There is often nothing I want more than to be forgiven and for whatever happened to be forgotten. But forgiveness requires asking to be forgiven. This is hard because it requires owning our debt (or offense) to another and speaking aloud the offense for which we wish to be forgiven. That’s tough for me. What can be even more difficult is to forgive the offender, especially when we have been hurt and feel betrayed by them.
I believe our resistance to forgiveness, both seeking and offering it, is often less about forgiveness than it is the desire to keep another distant from our hearts so that we will not hurt again. We all love forgiveness, because it a healing balm. It’s rather the fear of the pain, the potential rejection, the wound open again, or the hurtful word that keeps us holding a deadly debt.

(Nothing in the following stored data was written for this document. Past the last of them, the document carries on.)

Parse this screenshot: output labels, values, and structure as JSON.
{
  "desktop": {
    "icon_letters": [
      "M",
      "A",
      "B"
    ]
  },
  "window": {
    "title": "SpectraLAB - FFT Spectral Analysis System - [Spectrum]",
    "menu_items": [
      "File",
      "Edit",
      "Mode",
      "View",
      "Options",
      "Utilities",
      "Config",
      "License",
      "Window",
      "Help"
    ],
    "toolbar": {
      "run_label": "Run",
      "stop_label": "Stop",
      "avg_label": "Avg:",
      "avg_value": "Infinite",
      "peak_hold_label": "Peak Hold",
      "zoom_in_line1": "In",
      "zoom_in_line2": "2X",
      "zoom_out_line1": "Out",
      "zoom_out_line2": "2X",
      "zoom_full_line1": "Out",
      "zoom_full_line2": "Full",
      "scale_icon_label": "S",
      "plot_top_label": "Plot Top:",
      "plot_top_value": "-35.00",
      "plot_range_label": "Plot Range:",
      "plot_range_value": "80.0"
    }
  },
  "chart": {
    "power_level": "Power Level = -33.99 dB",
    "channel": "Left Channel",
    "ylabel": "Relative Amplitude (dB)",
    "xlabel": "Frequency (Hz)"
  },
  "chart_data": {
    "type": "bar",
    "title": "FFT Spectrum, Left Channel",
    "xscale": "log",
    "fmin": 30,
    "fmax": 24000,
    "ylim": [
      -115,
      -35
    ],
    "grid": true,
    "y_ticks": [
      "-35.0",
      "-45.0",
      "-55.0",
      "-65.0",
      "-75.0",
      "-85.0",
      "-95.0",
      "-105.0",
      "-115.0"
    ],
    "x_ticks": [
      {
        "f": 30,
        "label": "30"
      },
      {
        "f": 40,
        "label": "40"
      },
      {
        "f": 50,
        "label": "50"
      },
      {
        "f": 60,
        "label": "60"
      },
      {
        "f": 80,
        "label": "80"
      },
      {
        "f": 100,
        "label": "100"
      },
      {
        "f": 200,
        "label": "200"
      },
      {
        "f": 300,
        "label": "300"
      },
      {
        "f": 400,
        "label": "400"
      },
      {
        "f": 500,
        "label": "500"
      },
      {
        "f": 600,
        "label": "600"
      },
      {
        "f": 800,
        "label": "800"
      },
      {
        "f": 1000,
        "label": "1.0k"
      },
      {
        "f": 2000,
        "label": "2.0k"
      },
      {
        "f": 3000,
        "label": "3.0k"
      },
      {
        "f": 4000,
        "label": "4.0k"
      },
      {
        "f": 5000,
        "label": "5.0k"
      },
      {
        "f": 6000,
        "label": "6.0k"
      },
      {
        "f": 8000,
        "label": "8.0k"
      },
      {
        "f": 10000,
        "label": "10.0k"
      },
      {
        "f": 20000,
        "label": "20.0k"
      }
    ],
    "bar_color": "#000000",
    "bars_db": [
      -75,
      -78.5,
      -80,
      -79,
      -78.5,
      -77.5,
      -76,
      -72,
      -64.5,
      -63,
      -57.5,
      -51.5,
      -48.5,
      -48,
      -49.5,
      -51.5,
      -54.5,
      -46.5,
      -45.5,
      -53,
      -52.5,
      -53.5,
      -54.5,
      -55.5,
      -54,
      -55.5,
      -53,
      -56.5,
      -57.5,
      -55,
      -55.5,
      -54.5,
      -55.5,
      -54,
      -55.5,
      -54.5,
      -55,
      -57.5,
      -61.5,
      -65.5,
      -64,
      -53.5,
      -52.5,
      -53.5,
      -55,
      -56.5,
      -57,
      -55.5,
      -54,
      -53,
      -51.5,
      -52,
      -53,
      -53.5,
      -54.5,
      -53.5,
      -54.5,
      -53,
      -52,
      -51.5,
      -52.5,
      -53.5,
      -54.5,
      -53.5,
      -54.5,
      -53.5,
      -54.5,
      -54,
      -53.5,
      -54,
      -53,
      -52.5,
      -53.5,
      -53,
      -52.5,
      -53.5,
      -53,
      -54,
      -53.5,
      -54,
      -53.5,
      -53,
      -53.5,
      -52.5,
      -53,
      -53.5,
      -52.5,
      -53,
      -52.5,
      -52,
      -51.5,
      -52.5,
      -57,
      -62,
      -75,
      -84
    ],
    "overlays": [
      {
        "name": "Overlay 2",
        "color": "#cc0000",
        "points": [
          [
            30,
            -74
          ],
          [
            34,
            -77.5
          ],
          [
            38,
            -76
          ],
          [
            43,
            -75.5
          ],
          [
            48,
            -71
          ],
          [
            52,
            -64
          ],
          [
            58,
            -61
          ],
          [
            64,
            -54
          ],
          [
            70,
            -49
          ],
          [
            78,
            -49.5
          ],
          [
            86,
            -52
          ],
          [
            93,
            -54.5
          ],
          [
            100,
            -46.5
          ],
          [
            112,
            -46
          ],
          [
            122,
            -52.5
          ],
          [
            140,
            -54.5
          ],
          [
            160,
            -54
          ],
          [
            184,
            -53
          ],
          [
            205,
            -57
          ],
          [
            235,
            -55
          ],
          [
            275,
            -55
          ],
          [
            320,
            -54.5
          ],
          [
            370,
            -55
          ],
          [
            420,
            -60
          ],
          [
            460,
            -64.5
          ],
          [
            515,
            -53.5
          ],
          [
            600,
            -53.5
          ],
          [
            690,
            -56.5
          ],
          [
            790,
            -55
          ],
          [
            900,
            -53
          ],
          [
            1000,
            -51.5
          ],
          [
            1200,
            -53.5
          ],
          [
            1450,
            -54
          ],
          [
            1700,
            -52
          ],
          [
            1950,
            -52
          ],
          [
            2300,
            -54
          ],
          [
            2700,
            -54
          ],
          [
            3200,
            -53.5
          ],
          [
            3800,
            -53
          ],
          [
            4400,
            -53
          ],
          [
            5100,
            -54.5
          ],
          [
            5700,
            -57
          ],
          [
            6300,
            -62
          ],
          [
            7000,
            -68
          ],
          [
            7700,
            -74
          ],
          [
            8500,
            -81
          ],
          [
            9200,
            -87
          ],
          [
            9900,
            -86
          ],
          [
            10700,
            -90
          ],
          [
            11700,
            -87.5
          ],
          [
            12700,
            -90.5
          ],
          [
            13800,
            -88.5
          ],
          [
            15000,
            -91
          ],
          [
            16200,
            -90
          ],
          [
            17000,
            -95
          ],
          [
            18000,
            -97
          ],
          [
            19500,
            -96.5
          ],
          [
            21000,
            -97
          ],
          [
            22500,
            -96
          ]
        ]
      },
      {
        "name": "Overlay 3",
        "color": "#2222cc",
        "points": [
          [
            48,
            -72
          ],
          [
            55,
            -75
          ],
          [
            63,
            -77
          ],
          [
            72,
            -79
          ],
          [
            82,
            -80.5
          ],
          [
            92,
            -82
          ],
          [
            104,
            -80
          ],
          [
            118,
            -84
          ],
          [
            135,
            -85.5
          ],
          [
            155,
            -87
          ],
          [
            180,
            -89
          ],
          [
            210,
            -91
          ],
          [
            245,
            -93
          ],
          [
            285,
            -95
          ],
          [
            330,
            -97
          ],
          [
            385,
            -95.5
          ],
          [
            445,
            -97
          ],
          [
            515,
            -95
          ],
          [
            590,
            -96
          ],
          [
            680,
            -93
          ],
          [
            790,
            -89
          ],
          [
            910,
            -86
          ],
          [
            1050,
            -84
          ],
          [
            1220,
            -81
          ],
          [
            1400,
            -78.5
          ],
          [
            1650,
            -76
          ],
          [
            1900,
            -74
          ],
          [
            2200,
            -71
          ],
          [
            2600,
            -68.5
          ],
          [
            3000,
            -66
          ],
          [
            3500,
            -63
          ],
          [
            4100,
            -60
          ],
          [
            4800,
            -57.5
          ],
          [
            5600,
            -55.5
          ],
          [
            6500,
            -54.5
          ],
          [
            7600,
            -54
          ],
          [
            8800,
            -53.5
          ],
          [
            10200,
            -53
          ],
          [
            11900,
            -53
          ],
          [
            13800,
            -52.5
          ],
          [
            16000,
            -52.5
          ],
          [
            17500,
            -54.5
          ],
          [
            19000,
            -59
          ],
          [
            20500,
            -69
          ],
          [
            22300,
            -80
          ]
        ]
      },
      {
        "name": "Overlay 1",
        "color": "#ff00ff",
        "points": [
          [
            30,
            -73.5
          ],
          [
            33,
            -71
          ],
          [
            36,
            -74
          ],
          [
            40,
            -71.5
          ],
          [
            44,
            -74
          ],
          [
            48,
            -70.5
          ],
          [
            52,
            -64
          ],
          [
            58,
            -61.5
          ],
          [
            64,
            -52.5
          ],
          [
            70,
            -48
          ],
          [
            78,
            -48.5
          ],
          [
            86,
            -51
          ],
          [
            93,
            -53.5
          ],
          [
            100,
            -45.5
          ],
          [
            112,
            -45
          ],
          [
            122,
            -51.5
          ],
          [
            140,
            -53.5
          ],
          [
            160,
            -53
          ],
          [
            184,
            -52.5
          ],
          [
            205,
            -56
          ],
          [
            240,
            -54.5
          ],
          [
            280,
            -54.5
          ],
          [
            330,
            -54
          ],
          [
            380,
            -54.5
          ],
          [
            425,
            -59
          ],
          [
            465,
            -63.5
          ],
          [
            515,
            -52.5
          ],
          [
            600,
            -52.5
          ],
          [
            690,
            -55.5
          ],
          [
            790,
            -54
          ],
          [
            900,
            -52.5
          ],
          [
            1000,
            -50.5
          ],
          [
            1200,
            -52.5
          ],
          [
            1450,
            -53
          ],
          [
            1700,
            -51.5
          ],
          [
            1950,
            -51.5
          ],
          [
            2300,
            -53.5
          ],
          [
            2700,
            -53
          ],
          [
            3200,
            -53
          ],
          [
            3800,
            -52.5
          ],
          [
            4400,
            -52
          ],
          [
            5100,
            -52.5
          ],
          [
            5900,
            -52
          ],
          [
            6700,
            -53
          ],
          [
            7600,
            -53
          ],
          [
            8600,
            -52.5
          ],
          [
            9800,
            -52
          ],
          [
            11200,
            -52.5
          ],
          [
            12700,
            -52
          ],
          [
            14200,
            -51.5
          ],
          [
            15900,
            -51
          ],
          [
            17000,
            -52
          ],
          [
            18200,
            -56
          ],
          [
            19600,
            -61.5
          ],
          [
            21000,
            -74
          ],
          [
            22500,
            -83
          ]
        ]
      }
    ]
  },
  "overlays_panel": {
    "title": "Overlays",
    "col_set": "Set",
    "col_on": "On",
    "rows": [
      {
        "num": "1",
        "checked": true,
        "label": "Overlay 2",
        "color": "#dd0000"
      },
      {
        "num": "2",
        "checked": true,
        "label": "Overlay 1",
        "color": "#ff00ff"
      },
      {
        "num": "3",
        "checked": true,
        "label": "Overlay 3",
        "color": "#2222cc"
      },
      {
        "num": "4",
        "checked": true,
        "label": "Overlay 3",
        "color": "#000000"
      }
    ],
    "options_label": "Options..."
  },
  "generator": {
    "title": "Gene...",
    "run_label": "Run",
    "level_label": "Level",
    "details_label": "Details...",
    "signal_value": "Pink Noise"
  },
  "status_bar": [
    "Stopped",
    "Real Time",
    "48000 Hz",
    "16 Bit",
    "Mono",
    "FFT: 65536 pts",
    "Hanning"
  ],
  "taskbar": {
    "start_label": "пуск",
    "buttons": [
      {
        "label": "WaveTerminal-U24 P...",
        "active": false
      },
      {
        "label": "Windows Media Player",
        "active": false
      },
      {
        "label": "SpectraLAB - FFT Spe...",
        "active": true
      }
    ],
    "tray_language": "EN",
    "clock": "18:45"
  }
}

Jesus went to the cross for a people of whom he said, “Father, forgive them; for they know not what they do.” He went to the cross, a place of death, to forgive a people who did not even own their hurtful betrayal. At the time they were too ignorant to understand it. They couldn’t fathom who he was, what he offered them, or the death that awaited them if he did not die for their debt.
Amazingly, Jesus forgave our debts before we were even aware they existed. It killed him to do it, but in His forgiving death, we received eternal life. May we know the glory of forgiving our debtors, though sometimes forgiveness kills us.
Our Father, forgive us our debts, as we forgive our debtors. AMEN.